Started as a chemist, I grew more and more interested in life science, and that's why I joined Purdue. PULSe provides a good platform for me to begin my journey in life sciences, and allows me to transit without much pain since the rotating experience really prepares me for the lab I am joining now.

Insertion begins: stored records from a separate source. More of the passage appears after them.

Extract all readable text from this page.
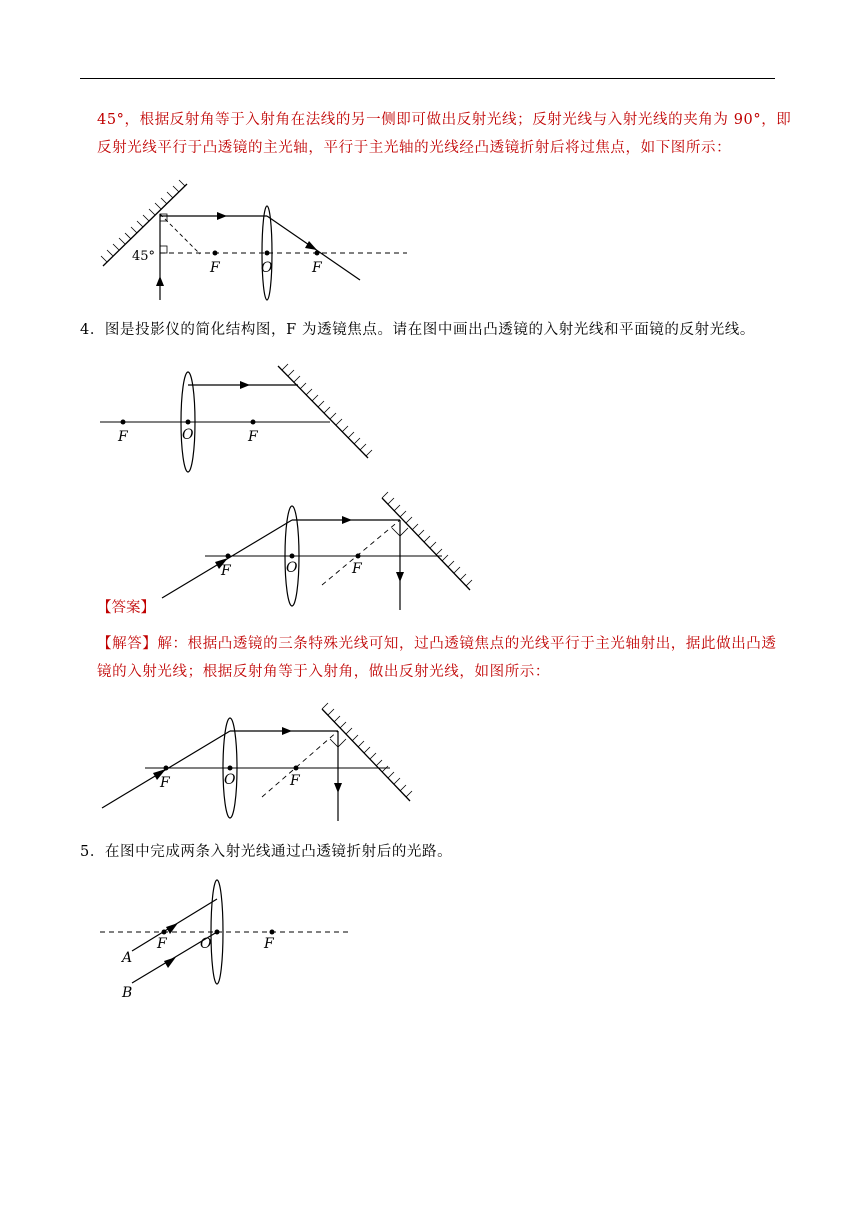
45°，根据反射角等于入射角在法线的另一侧即可做出反射光线；反射光线与入射光线的夹角为 90°，即
反射光线平行于凸透镜的主光轴，平行于主光轴的光线经凸透镜折射后将过焦点，如下图所示：
45°
F	O	F
4．图是投影仪的简化结构图，F 为透镜焦点。请在图中画出凸透镜的入射光线和平面镜的反射光线。
F	O	F
F	O	F
【答案】
【解答】解：根据凸透镜的三条特殊光线可知，过凸透镜焦点的光线平行于主光轴射出，据此做出凸透
镜的入射光线；根据反射角等于入射角，做出反射光线，如图所示：
F	O	F
5．在图中完成两条入射光线通过凸透镜折射后的光路。
F O	F
A
B
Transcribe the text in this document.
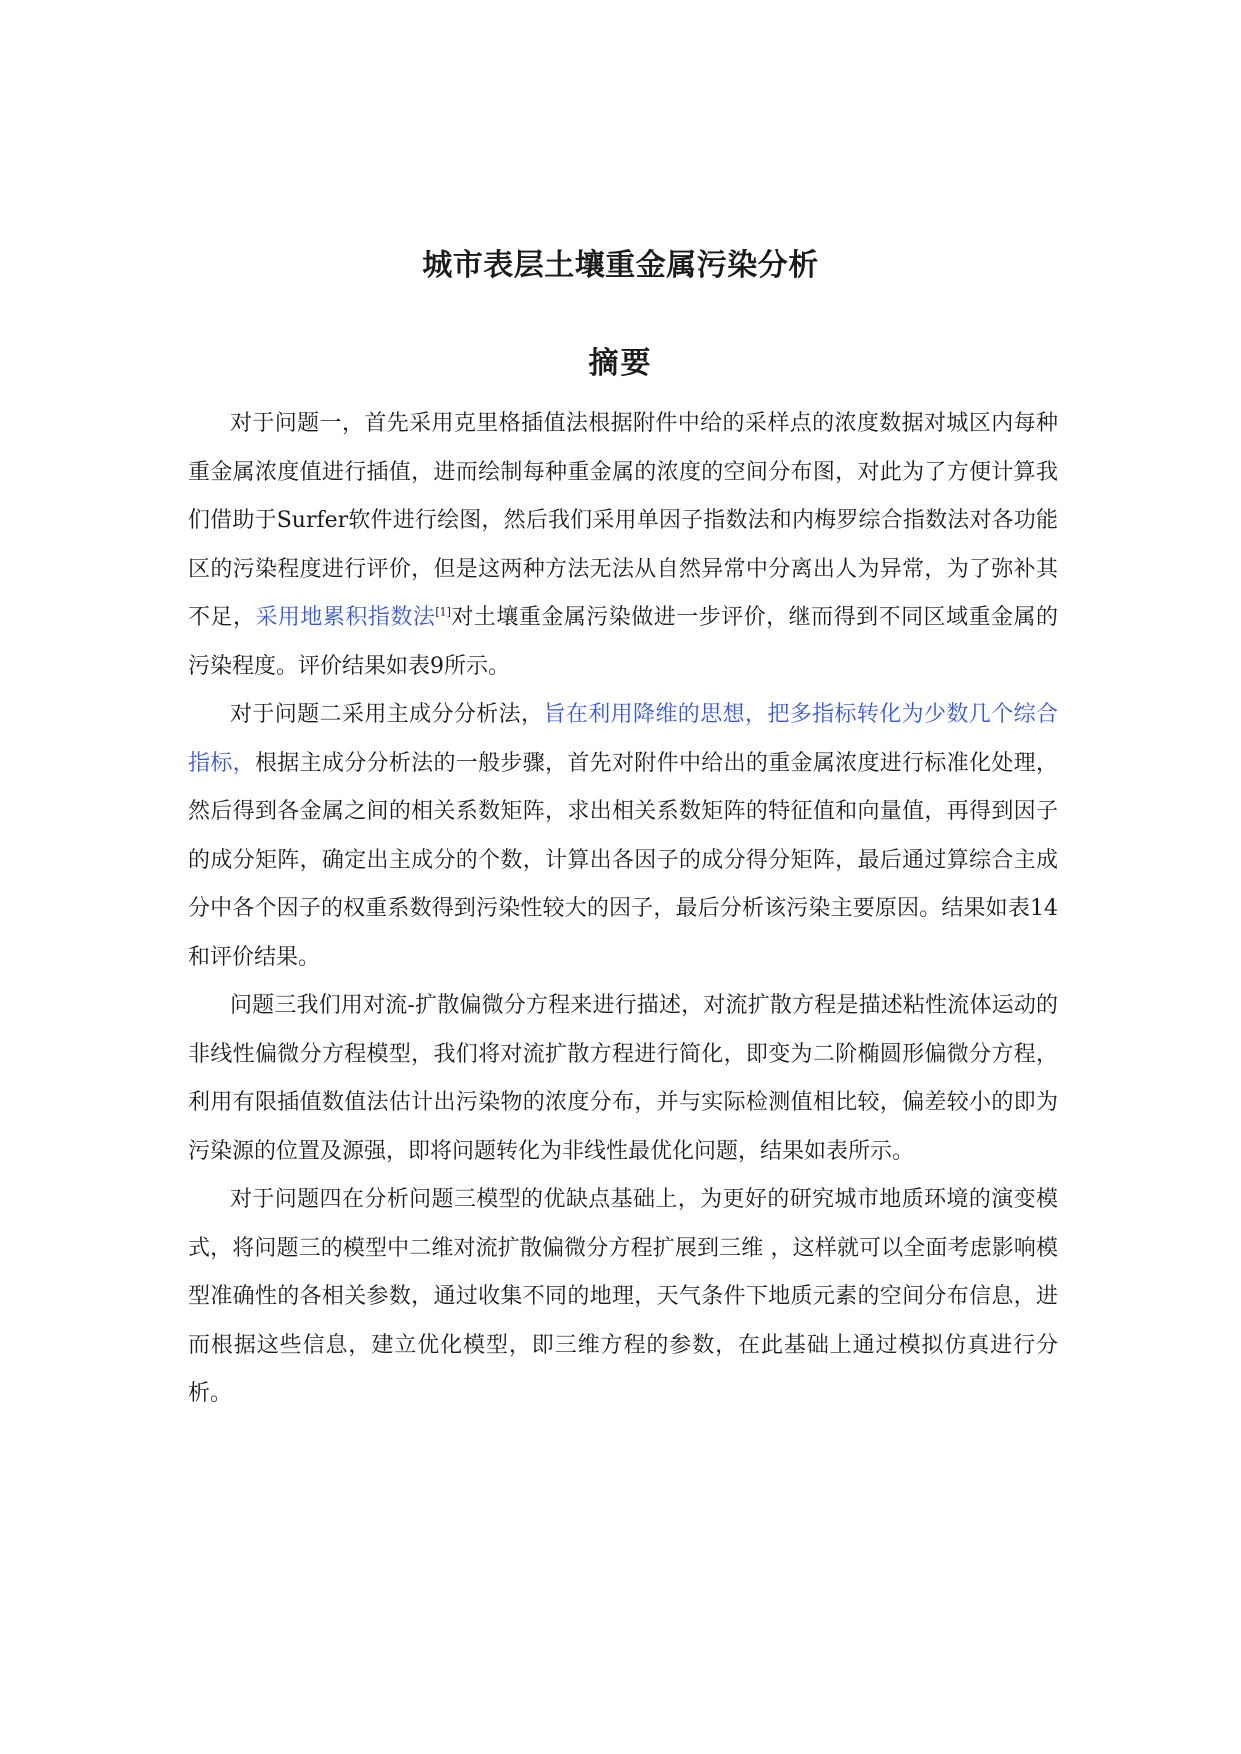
城市表层土壤重金属污染分析
摘要

对于问题一，首先采用克里格插值法根据附件中给的采样点的浓度数据对城区内每种重金属浓度值进行插值，进而绘制每种重金属的浓度的空间分布图，对此为了方便计算我们借助于Surfer软件进行绘图，然后我们采用单因子指数法和内梅罗综合指数法对各功能区的污染程度进行评价，但是这两种方法无法从自然异常中分离出人为异常，为了弥补其不足，采用地累积指数法[1]对土壤重金属污染做进一步评价，继而得到不同区域重金属的污染程度。评价结果如表9所示。

对于问题二采用主成分分析法，旨在利用降维的思想，把多指标转化为少数几个综合指标，根据主成分分析法的一般步骤，首先对附件中给出的重金属浓度进行标准化处理，然后得到各金属之间的相关系数矩阵，求出相关系数矩阵的特征值和向量值，再得到因子的成分矩阵，确定出主成分的个数，计算出各因子的成分得分矩阵，最后通过算综合主成分中各个因子的权重系数得到污染性较大的因子，最后分析该污染主要原因。结果如表14和评价结果。

问题三我们用对流-扩散偏微分方程来进行描述，对流扩散方程是描述粘性流体运动的非线性偏微分方程模型，我们将对流扩散方程进行简化，即变为二阶椭圆形偏微分方程，利用有限插值数值法估计出污染物的浓度分布，并与实际检测值相比较，偏差较小的即为污染源的位置及源强，即将问题转化为非线性最优化问题，结果如表所示。

对于问题四在分析问题三模型的优缺点基础上，为更好的研究城市地质环境的演变模式，将问题三的模型中二维对流扩散偏微分方程扩展到三维 ，这样就可以全面考虑影响模型准确性的各相关参数，通过收集不同的地理，天气条件下地质元素的空间分布信息，进而根据这些信息，建立优化模型，即三维方程的参数，在此基础上通过模拟仿真进行分析。
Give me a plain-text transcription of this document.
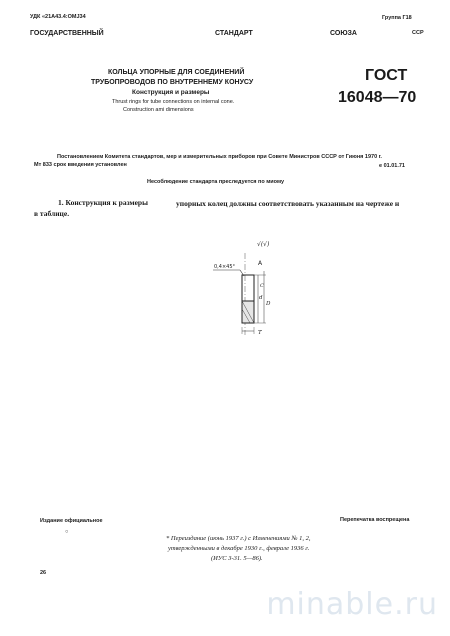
УДК «21А43.4:ОМЈ34	Группа Г18
ГОСУДАРСТВЕННЫЙ	СТАНДАРТ	СОЮЗА	ССР
КОЛЬЦА УПОРНЫЕ ДЛЯ СОЕДИНЕНИЙ
ТРУБОПРОВОДОВ ПО ВНУТРЕННЕМУ КОНУСУ
Конструкция и размеры
Thrust rings for tube connections on internal cone.
Construction ami dimensions
ГОСТ
16048—70
Постановлением Комитета стандартов, мер и измерительных приборов при Совете Министров СССР от Гиюня 1970 г.
Мт 833 срок введения установлен	е 01.01.71
Несоблюдение стандарта преследуется по миому
1. Конструкция к размеры	упорных колец должны соответствовать указанным на чертеже н
в таблице.
√(√)
0,4×45°	A
d
D
C
T
Издание официальное
○
Перепечатка воспрещена
* Переиздание (июнь 1937 г.) с Изменениями № 1, 2,
утвержденными в декабре 1930 г., феврале 1936 г.
(ИУС 3-31. 5—86).
26
minable.ru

With my PhD degree earned, I see myself combining my chemistry and structural biology knowledge together, and working on infectious diseases in the future, which is a growing issue concerning human health.

Awards:

• Helmsley Fellowship from The Helmsley Charitable Trust
• Lynn Fellowship, Purdue University, USA (2017)

Publications:

• Wu, R., Stephenson, R., Gichaba, A. and Noinaj, N., 2020. The big BAM theory: An open and closed case?. Biochimica et Biophysica Acta (BBA)-Biomembranes, 1862(1), p.183062.
• Imai, Y., Meyer, K.J., Iinishi, A. et al. A new antibiotic selectively kills Gram-negative pathogens. Nature 576, 459–464 (2019).

Presentations:

• Wu, R., Klose, T., & Noinaj, N. Characterization of the β-barrel Assembly Machinery in Nanodiscs using CryoEM, ACA 2019 annual meeting, Covington, KY, USA
• Wu, R., & Noinaj, N. Characterization of the β-barrel Assembly Machinery in Nanodiscs using CryoEM, 14 th Midwest Conference on Protein Folding, Assembly and Molecular Motions, University of Notra Dame, IN, USA
• Wu, R., & Noinaj, N. Characterization of the β-barrel Assembly Machinery in Nanodiscs using CryoEM, Missouri Symposium in Molecular Biophysics, Columbia, MO, USA
• Wu, R., & Noinaj, N. Characterization of the β-barrel Assembly Machinery in Nanodiscs using CryoEM, PULSe spring reception, Purdue University, West Lafayette, IN, USA.
• Wu, R., Liu, Y., & Rossmann, M. 3D structure of horse spleen apoferritin determined by cryo-EM. First year poster session 2017, Purdue University, West Lafayette, IN, USA.
• Oral Presentation:
• Wu, R. Cryo-EM studies of the BAM complex. Midwest Consortium PI Meeting, 2020, Purdue University, West Lafayette, IN, USA.